International competition grows as U.S. traceability system lags
Story Date: 5/1/2015

 

Source: Tom Johnston, MEATINGPLACE, 4/30/15


U.S. beef and pork production practices could be “out of sync” with the demands of the international market, according to Phil Seng, president and CEO of the U.S. Meat Export Federation.


Lack of a comprehensive traceability system in the U.S. has stymied efforts to gain access, for example, to the potentially lucrative Chinese beef market, to which 71 other countries are exporting beef and meeting that requirement, he said recently at the North American Meat Institute’s Meat Industry Management Conference in Carlsbad, Calif.


Seng also noted that 26 countries are trying to ship pork to Japan, and almost as many to Korea.


“It’s not a supply and demand problem,” said Seng, who noted that U.S. red meat exports raised a record $13 billion in sales last year. “Competition in the international market is fierce. Are our production practices out of sync with the international market (in terms of traceability, antibiotics, etc.)? As more countries are meeting the costs of admission into these markets, it makes it even more difficult on us.”

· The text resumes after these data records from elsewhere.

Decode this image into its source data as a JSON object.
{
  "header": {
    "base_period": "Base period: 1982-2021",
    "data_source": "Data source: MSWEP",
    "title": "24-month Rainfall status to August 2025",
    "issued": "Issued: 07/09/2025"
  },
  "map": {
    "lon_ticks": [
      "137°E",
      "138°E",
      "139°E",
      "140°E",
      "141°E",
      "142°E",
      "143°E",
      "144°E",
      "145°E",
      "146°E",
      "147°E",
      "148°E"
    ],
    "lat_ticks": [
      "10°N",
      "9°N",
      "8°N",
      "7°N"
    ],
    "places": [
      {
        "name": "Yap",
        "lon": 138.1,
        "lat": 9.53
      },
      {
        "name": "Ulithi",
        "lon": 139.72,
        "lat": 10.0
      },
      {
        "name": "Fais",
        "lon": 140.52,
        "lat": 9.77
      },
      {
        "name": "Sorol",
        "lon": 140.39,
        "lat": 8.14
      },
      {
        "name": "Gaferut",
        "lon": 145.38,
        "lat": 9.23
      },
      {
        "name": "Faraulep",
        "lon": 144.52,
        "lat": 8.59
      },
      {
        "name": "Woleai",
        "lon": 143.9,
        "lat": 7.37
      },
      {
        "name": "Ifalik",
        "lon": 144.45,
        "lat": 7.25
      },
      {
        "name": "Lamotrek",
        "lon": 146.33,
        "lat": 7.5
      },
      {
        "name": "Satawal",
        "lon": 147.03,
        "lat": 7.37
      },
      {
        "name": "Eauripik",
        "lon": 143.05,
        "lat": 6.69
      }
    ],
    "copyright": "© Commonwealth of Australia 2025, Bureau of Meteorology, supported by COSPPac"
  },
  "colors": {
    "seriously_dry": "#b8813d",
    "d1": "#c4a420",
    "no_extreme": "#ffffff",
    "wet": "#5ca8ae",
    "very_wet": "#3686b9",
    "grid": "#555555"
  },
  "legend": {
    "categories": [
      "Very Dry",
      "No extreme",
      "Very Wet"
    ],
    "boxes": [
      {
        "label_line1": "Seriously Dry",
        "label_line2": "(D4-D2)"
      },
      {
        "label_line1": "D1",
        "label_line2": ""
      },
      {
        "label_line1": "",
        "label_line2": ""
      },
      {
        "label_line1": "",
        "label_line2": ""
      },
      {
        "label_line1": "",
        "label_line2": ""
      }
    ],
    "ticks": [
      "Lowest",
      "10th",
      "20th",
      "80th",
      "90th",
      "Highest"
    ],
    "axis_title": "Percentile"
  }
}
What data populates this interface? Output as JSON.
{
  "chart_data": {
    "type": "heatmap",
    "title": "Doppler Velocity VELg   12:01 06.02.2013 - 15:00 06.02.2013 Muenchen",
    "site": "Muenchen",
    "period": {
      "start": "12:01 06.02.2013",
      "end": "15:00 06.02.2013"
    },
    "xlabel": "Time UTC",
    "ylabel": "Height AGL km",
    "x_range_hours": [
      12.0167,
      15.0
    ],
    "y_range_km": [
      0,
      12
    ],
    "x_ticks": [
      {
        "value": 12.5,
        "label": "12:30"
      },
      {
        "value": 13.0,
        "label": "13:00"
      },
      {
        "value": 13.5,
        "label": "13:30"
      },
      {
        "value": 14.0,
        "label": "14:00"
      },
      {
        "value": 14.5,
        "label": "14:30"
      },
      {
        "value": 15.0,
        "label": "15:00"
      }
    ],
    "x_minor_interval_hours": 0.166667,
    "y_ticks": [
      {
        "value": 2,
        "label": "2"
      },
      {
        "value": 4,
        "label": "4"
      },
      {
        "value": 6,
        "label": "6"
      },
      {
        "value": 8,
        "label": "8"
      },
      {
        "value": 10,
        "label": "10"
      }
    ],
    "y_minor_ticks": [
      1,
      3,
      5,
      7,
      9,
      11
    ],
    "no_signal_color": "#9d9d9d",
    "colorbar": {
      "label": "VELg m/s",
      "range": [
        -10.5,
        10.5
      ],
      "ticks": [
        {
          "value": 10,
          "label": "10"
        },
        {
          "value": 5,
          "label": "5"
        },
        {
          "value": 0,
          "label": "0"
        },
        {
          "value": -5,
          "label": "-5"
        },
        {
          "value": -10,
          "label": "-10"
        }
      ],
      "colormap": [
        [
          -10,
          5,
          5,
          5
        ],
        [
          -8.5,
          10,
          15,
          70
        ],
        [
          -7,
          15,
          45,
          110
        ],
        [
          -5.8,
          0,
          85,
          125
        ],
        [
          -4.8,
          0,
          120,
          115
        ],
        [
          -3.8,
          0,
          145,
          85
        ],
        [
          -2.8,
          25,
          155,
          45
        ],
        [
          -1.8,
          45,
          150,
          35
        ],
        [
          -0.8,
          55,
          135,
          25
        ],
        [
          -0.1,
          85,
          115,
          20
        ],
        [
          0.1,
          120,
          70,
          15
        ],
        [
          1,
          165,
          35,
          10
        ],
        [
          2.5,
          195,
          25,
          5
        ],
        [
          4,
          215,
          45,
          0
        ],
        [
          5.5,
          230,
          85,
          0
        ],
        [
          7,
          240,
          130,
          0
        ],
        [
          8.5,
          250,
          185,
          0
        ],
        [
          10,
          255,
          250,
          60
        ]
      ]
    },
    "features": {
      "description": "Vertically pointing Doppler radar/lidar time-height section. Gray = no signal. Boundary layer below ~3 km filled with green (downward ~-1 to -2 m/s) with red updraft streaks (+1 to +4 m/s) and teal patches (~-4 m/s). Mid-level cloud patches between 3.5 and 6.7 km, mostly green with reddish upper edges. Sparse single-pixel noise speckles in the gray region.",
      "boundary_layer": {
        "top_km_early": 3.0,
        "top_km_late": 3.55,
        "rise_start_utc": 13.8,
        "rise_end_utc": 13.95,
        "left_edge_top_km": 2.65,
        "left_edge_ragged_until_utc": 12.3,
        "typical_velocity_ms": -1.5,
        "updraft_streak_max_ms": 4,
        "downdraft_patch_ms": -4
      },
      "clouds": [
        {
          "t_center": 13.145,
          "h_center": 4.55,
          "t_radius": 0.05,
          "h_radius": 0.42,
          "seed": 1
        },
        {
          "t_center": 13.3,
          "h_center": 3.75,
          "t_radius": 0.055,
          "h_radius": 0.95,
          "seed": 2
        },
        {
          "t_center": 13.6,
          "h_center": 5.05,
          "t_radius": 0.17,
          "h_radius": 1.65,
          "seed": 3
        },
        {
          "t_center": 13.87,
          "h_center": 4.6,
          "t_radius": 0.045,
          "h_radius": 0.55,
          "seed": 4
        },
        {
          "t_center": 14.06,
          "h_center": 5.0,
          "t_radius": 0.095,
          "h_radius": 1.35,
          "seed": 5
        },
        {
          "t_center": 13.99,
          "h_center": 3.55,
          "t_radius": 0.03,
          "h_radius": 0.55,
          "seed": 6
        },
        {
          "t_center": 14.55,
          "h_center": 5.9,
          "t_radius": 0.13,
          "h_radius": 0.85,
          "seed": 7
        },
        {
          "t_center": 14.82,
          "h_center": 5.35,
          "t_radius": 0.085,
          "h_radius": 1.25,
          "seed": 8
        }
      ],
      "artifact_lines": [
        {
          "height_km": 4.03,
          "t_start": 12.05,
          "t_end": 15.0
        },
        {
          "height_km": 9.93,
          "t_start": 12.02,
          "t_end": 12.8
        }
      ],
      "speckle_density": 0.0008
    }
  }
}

“We can’t afford to not cooperate, and I think in the future how well we cooperate is our ability to compete,” he added.


U.S. beef has been shut out of China’s market since 2003 following the discovery of the first U.S. case of bovine spongiform encephalopathy (BSE). China was just one of many markets to ban U.S. beef for the same reason, and the U.S. industry lost billions over the ensuing years as a consequence.


Seng said the U.S. needs a traceability system to ensure “that if we have a foreign animal disease that this whole country is not shut down like it was in 2003.”


Resistance to traceability from independent cattle ranchers, wary of the costs and of the federal government’s oversight of such a system, has helped block past efforts. Short of that, one idea has been to create a beef export verification system specifically for China.


But Al Amanza, administrator of USDA’s Food Safety and Inspection Service (FSIS), also speaking at the NAMI conference, said China wants 100 percent traceability assurance.


“What they’re asking for is a little more complex,” he said, later adding that FSIS is helping to develop a new system.
Almanza said he will be visiting China in late May or early June, primarily to audit poultry plants there but also to raise the beef issue again.


“They’re very engaged in understanding that they can’t feed all of the people in their country,” he said.